MAKALAH Daya Ikat Norma Hukum Islam Hasil Ijtihad
MAKALAH
Daya Ikat Norma
Hukum Islam Hasil Ijtihad
Diajukan untuk
memenuhi tugas Mata Kuliah Ushul Fiqih
Dosen Pembimbing
: Drs. H. Yasin, M. Ag
Disusun Oleh : Kelompok 3
Nama : 1. Siti Fatimah (1310110067)
2. Sulfiana
Mufidah (1310110068)
3. Djesica Maharani
Haryanto (1310110069)
4. Anas Zakariya (1310110070)
SEKOLAH TINGGI AGAMA
ISLAM NEGERI KUDUS
FAKULTAS TARBIYAH
PROGRAM STUDI PENDIDIKAN AGAMA ISLAM
TAHUN 2014
BAB I
PENDAHULUAN
A. Latar Belakang
Ijtihad merupakan mencurahkan segala kemampuan
intelektual untuk memperoleh hukum syara’ dari dalil-dalilnya.

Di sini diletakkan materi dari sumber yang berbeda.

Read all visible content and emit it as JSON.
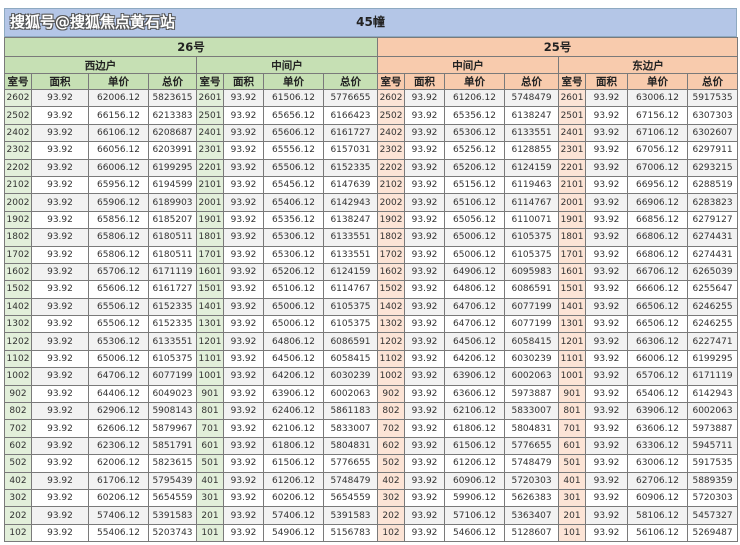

Adapun ijtihad
dalam bidang putusan hakim(pengadilan) adalah jalan yang diikuti hakim dalam
menetapkan hukum, baik yang berhubungan dengan teks undang-undang maupun dengan
mengistimbatkan hukum yang wajib ditetapkan ketika ada nash.
Dengan demikian, ijtihad sebagai suatu prinsip
dan gerakan dianmis dalam kazanah islam, merupakan aktivitas daya nalar yang
dilakukan oleh para fuqaha(para mujtahidin) dalam menggali hukum islam.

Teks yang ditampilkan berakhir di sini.